The following minimal requirements are thought for initial evaluation deployment:

| Spec | Value                                                 |
| ---- | ----------------------------------------------------- |
| CPU  | 12 Cores of x64 or x86 CPU (ARM is not supported yet) |
| RAM  | 32 GB, more recommended                               |
| Disk | HDD or SSD, >10 GB                                    |

# Kubernetes

Any self-hosted or managed K8s cluster >= 1.24 listed in
[CNCF Certified Kubernetes distributions](https://www.cncf.io/certification/software-conformance/) should be supported.

The deployment is tested against [kubespray](https://github.com/kubernetes-sigs/kubespray) based clusters.

> **Note**<br>
> The deployment is not tested against OpenShift.

# Ingress controller

The deployment is intended to be used only over HTTPS via a configured FQDN, therefore it is required to have a proper
configured ingress controller deployed.

**Supported controllers:**
- [Ingress NGINX Controller](https://github.com/kubernetes/ingress-nginx)

> **Note**<br>
> The platform development team is evaluating the use of [Gateway API](https://gateway-api.sigs.k8s.io/). If you have feedback on that topic, please share it with us.

# Volume provisioner

Initial evaluation deployment requires a `ReadWriteOnce` volume provisioner.

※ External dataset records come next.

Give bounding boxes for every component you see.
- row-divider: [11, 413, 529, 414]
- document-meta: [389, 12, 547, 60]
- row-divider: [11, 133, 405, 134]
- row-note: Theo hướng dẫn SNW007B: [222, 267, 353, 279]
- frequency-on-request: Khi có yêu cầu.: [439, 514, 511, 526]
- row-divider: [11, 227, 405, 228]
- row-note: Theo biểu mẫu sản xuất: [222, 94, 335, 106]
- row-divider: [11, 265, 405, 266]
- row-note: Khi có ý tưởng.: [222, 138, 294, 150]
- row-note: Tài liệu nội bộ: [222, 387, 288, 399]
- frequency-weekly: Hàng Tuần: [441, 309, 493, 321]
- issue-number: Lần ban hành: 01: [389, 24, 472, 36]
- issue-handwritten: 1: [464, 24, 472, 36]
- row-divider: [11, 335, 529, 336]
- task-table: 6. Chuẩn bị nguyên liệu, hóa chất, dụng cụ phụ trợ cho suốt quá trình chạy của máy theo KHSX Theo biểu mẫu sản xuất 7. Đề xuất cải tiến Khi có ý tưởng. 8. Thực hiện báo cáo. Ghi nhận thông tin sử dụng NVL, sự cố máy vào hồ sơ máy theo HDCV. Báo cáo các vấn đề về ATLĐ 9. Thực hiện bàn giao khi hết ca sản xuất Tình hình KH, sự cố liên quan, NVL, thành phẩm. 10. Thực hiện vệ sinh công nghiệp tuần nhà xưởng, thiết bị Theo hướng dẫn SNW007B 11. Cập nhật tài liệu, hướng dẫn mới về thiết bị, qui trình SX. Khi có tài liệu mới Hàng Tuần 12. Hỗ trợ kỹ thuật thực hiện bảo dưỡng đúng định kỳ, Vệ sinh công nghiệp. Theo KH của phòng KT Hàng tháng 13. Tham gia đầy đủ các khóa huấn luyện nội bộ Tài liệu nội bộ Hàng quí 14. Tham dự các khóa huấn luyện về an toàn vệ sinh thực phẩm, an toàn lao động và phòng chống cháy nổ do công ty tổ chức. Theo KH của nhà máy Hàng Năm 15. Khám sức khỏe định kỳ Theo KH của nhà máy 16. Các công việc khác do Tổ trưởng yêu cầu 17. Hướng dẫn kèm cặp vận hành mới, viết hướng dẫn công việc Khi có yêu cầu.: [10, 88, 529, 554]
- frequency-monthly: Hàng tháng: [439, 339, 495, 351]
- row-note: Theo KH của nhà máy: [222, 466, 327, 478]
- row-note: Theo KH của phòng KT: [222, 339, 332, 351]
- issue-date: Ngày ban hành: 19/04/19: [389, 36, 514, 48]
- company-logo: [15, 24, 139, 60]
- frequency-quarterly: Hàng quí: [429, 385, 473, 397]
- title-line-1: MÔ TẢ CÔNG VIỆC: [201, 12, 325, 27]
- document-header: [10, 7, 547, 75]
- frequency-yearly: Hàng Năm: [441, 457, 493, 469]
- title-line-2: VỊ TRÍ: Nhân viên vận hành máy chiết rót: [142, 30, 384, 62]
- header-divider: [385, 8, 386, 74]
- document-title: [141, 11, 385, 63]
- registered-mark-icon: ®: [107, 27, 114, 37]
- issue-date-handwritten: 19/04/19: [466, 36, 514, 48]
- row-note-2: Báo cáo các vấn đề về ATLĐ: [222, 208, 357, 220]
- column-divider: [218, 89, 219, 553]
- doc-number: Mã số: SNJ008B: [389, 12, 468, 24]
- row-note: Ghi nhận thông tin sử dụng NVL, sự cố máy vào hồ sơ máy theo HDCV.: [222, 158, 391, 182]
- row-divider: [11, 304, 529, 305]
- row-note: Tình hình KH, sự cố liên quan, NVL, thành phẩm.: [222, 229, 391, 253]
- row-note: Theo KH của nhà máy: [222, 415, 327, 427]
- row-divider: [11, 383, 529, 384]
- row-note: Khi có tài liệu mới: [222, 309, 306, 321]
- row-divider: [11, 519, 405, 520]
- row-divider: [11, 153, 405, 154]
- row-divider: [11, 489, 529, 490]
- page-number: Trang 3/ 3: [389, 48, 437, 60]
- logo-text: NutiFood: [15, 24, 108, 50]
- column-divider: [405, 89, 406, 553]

For local deployment, a local- or hostPath-
provisioner is sufficient.

> **Note**<br>
> Some components require a `ReadWriteMany` volume provisioner for distributed mode or scaling.

# Certificate management

This deployment leverages [cert-manager](https://cert-manager.io/) to generate valid certificates. This is **optional**,
but a secret containing a valid TLS certificate is required.

Only `Certificate` resources will be deployed; the `cert-manager`, including its CRD must be installed before this or
openDesk certificate management switched off.

# External services

For the development and evaluation of openDesk, we bundle some services. Be aware that for production
deployments, you need to make use of your own production-grade services; see the
[external-services.md](./external-services.md) for configuration details.

| Group    | Type                | Version | Tested against        |
| -------- | ------------------- | ------- | --------------------- |
| Cache    | Memcached           | `1.6.x` | Memcached             |
|          | Redis               | `7.x.x` | Redis                 |
| Database | Cassandra[^1]       | `5.0.x` | Cassandra             |
|          | MariaDB             | `10.x`  | MariaDB               |
|          | PostgreSQL          | `15.x`  | PostgreSQL            |
| Mail     | Mail Transfer Agent |         | Postfix               |
|          | PKI/CI (S/MIME)     |         |                       |
| Security | AntiVirus/ICAP      |         | ClamAV                |
| Storage  | K8s ReadWriteOnce   |         | Ceph / Cloud specific |
|          | K8s ReadWriteMany   |         | Ceph / NFS            |
|          | Object Storage      |         | MinIO                 |
| Voice    | TURN                |         | Coturn                |

# Deployment

The deployment of each component is [Helm](https://helm.sh/) based. The 35+ Helm charts are configured and
templated via [Helmfile](https://helmfile.readthedocs.io/en/latest/) to provide a streamlined deployment experience.

Helmfile requires [HelmDiff](https://github.com/databus23/helm-diff) to compare the desired against the deployed state.

# Footnotes

[^1]: Required for Dovecot Pro as part of openDesk Enterprise Edition.